On pourrait ironiser sur le zèle avec lequel l'"auteure" de l'article, accessoirement sur un site internet censé représenter la position de l'Eglise, adopte la féminisation des noms imposée par le politiquement correct...
On pourrait également épiloguer sur l'intérêt témoigné par le Successeur de Pierre (au point de se fendre d'une lettre!) à un pamphlet mineur sur un thème à la mode évoquant davantage un article de "Elle" ou de "Biba" qu'un commentaire de l'évangile, alors qu'il refuse obstinément de recevoir des cardinaux ou de répondre aux interrogations d'éminents théologiens.
Sans doute que les dits "sujets de société" l'intéressent plus (et surtout sont médiatiquement plus rentables) que la doctrine qu'il est censé préserver.
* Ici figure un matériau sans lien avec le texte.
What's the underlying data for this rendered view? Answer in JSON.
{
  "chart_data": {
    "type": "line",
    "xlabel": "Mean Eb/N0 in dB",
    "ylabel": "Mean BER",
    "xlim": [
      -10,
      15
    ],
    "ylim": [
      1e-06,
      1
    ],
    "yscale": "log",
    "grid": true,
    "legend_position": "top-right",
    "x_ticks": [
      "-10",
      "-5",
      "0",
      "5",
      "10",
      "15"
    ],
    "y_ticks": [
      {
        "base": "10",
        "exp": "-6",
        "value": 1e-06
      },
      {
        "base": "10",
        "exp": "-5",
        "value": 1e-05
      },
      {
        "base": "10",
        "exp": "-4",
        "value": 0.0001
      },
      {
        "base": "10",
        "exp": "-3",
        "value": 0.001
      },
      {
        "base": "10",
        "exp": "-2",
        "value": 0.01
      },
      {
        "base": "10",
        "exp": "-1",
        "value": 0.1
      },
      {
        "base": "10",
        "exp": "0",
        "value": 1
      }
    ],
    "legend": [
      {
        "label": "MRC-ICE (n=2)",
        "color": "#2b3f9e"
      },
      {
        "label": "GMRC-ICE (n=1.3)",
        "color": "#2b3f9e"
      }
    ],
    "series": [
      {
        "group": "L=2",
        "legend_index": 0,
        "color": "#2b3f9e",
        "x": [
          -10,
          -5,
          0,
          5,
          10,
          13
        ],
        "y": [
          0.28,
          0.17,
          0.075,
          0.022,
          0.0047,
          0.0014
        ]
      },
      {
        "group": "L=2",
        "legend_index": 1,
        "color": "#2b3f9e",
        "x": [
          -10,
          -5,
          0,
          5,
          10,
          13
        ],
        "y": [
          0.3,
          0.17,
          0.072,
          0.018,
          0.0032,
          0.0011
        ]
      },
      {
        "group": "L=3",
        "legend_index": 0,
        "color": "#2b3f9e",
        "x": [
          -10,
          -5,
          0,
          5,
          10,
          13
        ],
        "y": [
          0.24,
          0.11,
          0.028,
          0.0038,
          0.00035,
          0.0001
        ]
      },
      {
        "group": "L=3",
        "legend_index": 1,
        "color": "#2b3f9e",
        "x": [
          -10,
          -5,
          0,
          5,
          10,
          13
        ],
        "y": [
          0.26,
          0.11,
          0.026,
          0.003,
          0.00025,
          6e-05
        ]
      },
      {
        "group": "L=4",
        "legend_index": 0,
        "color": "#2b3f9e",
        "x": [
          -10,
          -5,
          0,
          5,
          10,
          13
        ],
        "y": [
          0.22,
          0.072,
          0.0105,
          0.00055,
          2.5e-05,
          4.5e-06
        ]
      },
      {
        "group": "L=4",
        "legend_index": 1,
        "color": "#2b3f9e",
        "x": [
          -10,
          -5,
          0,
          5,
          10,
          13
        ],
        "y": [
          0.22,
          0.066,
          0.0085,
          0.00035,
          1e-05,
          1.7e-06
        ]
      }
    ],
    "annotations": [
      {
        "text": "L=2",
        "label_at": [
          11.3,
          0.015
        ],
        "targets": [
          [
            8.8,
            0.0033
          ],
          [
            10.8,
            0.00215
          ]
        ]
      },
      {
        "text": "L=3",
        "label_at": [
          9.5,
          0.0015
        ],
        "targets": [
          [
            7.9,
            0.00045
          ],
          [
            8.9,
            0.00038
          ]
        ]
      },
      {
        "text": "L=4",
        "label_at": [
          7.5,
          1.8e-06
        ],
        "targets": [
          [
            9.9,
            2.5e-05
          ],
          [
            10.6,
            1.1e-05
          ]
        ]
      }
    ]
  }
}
D'autant plus que, se démarquant selon son habitude de l'Eglise pour se donner le beau rôle (ce qui s'appelle battre sa coulpe sur la poitrine des autres!), il a confié dans sa lettre des «inquiétudes» en forme de regret: «Parfois - écrit-il - dans l’Église, le rôle des femmes glisse plus vers la servitude que vers le véritable service».

Les femmes (enfin, CES femmes!) entendent-elles lui rappeler ses promesses génériques et ses déclarations de bonnes intentions, et lui demander de passer aux faits concrets?
C'est ce que peut laisser supposer l'article publié une semaine plus tard par le supplément mensuel consacré aux femmes (!!) de l'Osservatore Romano, sous la plume d'une journaliste française Marie-Lucile Kubacki («journaliste à l’hebdomadaire chrétien La Vie où elle couvre l’actualité religieuse en France et au Vatican»).
L'article est repris toujours sur le site Vatican News en français, et sous la plume de la même Delphine Allaire.
Décidément, au Vatican, le monde est tout petit!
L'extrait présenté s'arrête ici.